E foi pela mudança de realidade que o docente resolveu levar esperança aos seus estudantes. Juntamente com o agente socioeducativo Arthur Silva, Clóvis fundou a Banda Liberdade. Atualmente composta por nove alunos da unidade prisional da Escola Pastor Amaro Sena, a atividade extracurricular mudou o comportamento dos socioeducandos.

“A banda foi uma forma que eu vi de aprender respeito e de querer mudar quando chegar lá no ‘mundão’”, diz o socioeducando S.J., de 17 anos. Na unidade há quase um ano, o jovem decidiu mudar de vida. “Quando eu sair daqui, vou em busca de emprego e de terminar meus estudos, fazer uma faculdade de administração e trabalhar administrando as lojas da minha família”, conta. Clóvis, além de professor de matemática, toca baixo na Banda Liberdade e ensina música aos alunos.

Usando uniformes com a frase “Alguém acreditou em mim”, a Banda Liberdade é o xodó do professor. “Com a banda, eu vejo que é o momento em que os alunos podem desopilar, mudar a atenção, o foco, fazer diferente, mudar o comportamento”, reconhece. E é nesse momento, segundo Clóvis, em que o papel da socioeducação faz sentido. “Com a banda, a gente pode contribuir para que os alunos saiam daqui realmente mudados”, conta, esperançoso.

A banda é disputada. Clóvis aponta que faltam materiais para inserção de novos “músicos” na banda. “O que faltam são os instrumentos. Eles sempre pedem para entrar e a gente vai avaliando o comportamento, mas não precisa ter um conhecimento prévio em música; ensinamos tudo aqui”, conta. Hoje, os alunos tocam zabumba, triângulo, ganzá e pandeirola. Além disso, eles têm a oportunidade de ser os astros do vocal.

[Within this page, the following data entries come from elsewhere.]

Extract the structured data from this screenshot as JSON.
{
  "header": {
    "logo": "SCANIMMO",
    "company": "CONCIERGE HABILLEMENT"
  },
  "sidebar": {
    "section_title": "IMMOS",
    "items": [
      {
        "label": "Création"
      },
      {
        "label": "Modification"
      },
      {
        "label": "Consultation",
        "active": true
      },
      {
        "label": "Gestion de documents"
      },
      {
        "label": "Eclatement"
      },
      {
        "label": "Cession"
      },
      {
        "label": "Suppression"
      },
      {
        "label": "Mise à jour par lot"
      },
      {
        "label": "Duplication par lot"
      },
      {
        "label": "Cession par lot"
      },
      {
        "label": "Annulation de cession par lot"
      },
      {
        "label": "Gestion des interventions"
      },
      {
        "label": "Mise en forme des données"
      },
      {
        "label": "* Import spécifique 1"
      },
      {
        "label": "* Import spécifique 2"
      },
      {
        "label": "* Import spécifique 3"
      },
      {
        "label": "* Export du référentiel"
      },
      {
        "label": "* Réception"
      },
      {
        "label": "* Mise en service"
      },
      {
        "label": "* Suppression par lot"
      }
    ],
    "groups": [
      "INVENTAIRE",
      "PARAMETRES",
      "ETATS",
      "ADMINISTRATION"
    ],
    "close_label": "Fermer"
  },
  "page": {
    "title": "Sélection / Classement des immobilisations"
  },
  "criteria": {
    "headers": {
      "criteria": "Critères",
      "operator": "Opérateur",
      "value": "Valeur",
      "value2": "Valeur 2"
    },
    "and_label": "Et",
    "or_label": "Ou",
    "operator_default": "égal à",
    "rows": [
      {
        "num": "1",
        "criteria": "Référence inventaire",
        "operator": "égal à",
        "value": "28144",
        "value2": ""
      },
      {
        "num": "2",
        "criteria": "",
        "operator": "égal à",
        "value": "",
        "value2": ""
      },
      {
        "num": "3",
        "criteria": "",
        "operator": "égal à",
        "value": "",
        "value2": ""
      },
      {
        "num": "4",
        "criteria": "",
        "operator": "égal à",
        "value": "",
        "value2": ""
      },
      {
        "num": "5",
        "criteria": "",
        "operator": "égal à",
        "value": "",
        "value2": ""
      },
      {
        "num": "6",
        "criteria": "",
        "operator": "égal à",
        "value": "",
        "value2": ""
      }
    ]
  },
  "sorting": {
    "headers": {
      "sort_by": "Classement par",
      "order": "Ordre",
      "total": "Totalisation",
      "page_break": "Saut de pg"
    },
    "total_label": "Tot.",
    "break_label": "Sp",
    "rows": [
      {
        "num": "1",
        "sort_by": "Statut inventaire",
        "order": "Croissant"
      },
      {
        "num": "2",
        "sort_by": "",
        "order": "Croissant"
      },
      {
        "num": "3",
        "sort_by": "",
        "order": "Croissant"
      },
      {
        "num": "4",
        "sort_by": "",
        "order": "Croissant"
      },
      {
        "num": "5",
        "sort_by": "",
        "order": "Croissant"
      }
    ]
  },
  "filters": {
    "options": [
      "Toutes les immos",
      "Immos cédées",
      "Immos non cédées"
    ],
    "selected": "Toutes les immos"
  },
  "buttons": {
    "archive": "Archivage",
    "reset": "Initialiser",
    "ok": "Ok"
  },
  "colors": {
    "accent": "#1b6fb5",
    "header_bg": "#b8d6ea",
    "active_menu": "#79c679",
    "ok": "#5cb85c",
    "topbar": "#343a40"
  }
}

Recentemente reformada, a Escola Pastor Amaro Sena agora tem "cara de escola". Antes, o espaço funcionava nos fundos do Case. Embora sejam de grupos rivais, os socioeducandos do “quadrado” e do “pátio” faziam o mesmo percurso para chegar às dependências escolares. Apesar de ventilado, o espaço era pouco acolhedor: corredor escuro, salas escuras, ambiente de prisão.

Com o novo espaço erguido para os estudos, os alunos agora frequentam um local que lembra uma escola estadual. Oito salas com lousas e carteiras, corredor, banheiro e uma quadra de beach soccer fazem parte do anexo construído no pacote de reformas feitas dentro da unidade da Funase.

E quem aprovou a mudança foi o professor Clóvis, indicando que o novo ambiente será inspirador para as aulas e para as apresentações da banda. “Com essa reforma, os alunos tiveram um ganho de 1.000%”, brinca o docente.

Gilzete Dias da Silva e o respeito imposto por “Doutora Gil”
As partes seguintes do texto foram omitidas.